Über-Mutter und strahlend-jugendlicher Sohn traten schließlich in die Realität der Geschichte: der junge  Alexander von Mazedonien und Olympias, seine leidenschaftliche, „albanische“ Mutter, eine Priesterin des extatischen Rausch-Kultes des Erlösergottes Dyonisos. Nachdem Alexanders Armee den Monotheismus des Perserreiches zerstört hatte, erwachte der alte Kult „Mutter-jugendlicher Sonnengott-Sohn“ zu neuem Leben und erstrahlte bis an die Ostgrenzen des heutigen Afghanistan. Von dort, aus dem späteren Königreich Baktrien, wanderte er über die Seidenstrasse und erschien in China als Königinmutter des Westens Hsi Wang Mu (Xiwangmu). In China wurde sie begleitet wurde von einem Drachen und einem Tiger, den Symbolen ausgeglichener weiblicher und männlicher Macht und Dynamik, und der Sohn des Himmels war wie sonst auch der Herrscher. Irgendwann wurde das Paar am Hof eines späteren Alexandernachfolgekönigs in Persien im Schachspiel verewigt, als mächtige Dame neben dem relativ hilflos-wirkenden König-Sohn. In Indien gleicht ihr Kult dem der Kali und in Ägypten der Isis (mit dem Horuskind). Die Ewige-Mutter-junger-Sohn-Religion war im gesamten Mittelmeerraum verbreitet, und wurde dann schließlich auch offiziell nach Rom importiert.

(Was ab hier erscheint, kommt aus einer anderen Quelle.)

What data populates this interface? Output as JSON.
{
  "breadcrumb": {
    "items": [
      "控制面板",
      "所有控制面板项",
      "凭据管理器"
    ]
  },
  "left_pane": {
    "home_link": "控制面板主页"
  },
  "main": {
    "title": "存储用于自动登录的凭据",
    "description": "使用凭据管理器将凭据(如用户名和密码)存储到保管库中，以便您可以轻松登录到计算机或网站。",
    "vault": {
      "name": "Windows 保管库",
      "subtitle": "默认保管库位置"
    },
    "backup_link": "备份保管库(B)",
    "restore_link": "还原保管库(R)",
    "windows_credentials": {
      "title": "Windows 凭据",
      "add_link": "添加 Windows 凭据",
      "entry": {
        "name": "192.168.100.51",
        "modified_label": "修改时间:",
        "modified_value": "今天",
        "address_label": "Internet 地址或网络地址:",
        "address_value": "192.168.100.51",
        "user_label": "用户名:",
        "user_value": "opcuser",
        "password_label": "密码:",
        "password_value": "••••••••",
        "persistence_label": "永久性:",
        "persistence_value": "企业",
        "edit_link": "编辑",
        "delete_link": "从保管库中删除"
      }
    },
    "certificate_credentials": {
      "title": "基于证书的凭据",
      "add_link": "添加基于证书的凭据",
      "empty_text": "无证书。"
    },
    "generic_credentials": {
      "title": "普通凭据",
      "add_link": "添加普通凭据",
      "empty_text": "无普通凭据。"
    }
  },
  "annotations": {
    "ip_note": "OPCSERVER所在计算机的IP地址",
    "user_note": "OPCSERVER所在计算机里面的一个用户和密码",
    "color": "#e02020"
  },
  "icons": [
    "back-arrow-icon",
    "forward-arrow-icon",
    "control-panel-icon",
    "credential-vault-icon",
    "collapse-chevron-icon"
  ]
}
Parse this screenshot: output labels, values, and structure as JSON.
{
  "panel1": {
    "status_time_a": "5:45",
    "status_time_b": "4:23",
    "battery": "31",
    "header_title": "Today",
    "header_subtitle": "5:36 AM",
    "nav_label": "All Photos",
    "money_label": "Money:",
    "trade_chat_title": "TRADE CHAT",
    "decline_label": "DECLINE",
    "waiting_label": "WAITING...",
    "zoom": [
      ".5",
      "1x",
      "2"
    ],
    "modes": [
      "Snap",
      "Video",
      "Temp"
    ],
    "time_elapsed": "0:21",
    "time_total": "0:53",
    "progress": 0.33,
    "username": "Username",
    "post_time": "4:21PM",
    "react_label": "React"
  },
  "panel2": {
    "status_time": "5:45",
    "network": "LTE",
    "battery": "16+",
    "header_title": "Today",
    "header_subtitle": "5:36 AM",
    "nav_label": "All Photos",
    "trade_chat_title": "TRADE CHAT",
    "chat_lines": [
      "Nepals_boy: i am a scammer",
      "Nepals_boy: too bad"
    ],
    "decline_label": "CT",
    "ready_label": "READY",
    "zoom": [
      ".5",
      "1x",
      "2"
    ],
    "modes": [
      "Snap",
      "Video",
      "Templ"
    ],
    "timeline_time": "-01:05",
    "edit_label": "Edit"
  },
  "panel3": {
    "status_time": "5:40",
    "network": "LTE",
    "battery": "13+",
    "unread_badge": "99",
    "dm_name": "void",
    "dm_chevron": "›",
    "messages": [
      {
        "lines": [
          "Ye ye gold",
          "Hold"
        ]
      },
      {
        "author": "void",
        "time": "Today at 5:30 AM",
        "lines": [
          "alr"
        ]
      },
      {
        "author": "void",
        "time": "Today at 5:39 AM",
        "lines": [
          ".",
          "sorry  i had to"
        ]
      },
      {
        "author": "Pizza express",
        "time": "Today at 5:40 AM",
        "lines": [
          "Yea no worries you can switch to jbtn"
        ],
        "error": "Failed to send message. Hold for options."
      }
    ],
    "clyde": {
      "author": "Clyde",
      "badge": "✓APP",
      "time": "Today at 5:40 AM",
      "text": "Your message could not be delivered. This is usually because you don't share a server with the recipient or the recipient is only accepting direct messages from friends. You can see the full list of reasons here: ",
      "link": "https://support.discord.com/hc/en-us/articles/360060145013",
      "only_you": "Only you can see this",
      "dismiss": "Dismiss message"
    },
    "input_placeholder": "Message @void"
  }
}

Dort herrschte dann „Mater Deum Magna Ideae“, die Mutter des jeweils amtierenden Sonnen-Kaisers „Sol invictus“. Das letzte Oberhaupt dieser Religion, Konstantin ließ ihre religiösen Riten ins legalisierte Christentum einfließen, ohne selbst Christ zu sein – nach dem Motto: „Wenn du sie nicht besiegen kannst, schließ dich ihnen an und benutze sie“. Und wieder hundert Jahre später wanderte dann die christianisierte „Mutter-gottes Maria“ wieder nach Osten bis nach China, mit den Anhängern des Bischof‘s von Konstantinopel, Nestorius, der in einem ideologischen Kirchenmachtkampf den Kürzeren gezogen hatte.

Gegenspieler der Muttergottheitsreligion  waren die patriarchalen Glaubenssysteme der nördlichen Nomadenvölker, die Europa und Asien überfielen und unterjochten. Ihre Druiden, Brahmanen und Schamanen leiteten die Opferrituale und standen mit dem König auf gleicher Stufe. In diesem System zu dem in Kleinasien die Hethiter und in Griechenland die Dorier  und Ionier gehörten, hatten die Frauen wenig zu sagen (Schmoeckel 2012).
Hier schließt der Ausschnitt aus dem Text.